Cemiyet –i Akvam’ın azınlıkları koruma sistemi, paradoksal biçimde, azınlıklara iyi gözle bakılmadığı bir dönemde kurulmuştu. O dönemin yeni düzeninin kurucularından Wilson, 1919 Paris Konferansında bakın ne düstur buyurmuş: “toprakların, o topraklarda yaşayan ahalinin ırkına, etnik karakterine göre hakça üleştirilmesi.” O dönemin yeni dünya düzeninde uluslar, toprak esasına göre değil, etnik ya da kültürel bütünlük olarak düşünülmüş. ABD ile İngiltere, iki liberal (!) canavar, uygun gördükleri yerlerde, Fransız devriminin öngördüğü vatandaşlığı nerdeyse kavimdaşlığa indirgeyince, yerlerinden oyna(tıla)mayan azınlıkları korumak ihtiyacı ortaya çıkmış. Yunanistan ile Türkiye’nin de bu yeni düzenden soyutlanmaları mümkün olmamış elbette. İkinci Dünya Savaşından sonra kurulan BM sistemi eşit vatandaşlığı öne çıkarmıştır, zamanla azınlık kavramını da içine alan şekilde. Günümüzün demokrasi ve insan hakları standartları, azınlıklara (ve azınlıkta olanlara) yabancı unsurlarmış gibi değil, yerli zenginlik olarak bakılmasını gerektirmektedir.

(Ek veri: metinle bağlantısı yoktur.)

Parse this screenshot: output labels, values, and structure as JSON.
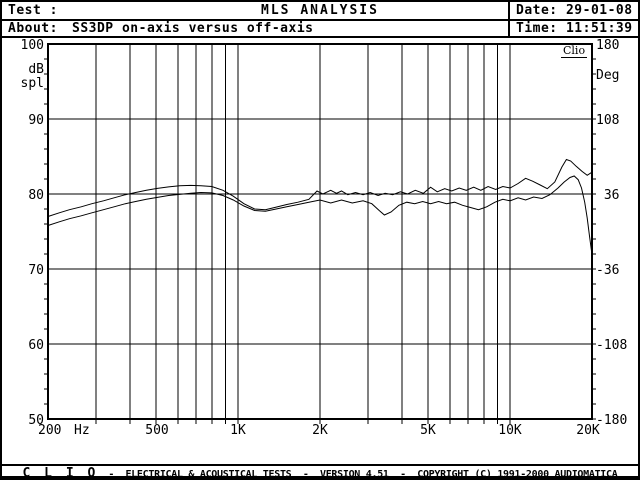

Bu çerçevede Lozan antlaşması çağına göre ilerici hükümler içerir. Ancak bugün azınlık hakları hukuku daha da ileriye gitmiştir. Yunanistan Türklerinin çeşitli haklarını korumak bakımından Lozan’ın yanısıra, uluslararası azınlık hakları hükümleri, AB mevzuatı ve Avrupa İnsanları Mahkemesi dayanak oluşturmaktadır. Bütün bu hukuki gelişmeyi, ilgili tarafların, Lozan’ı daha özgürlükçü yorumlamak, uygulamak için bir vesile olarak görmeleri beklenir. Bizim açımızdan, Lozan’ı değiştirmek yerine üstüne koymak gerekir.
Lozan Türkiye Cumhuriyeti’nin uluslararası hukuk matriksidir. Lozan uygulandıkça gençleşir, güncelleşir, her 24 Temmuz’da adeta yeniden doğar.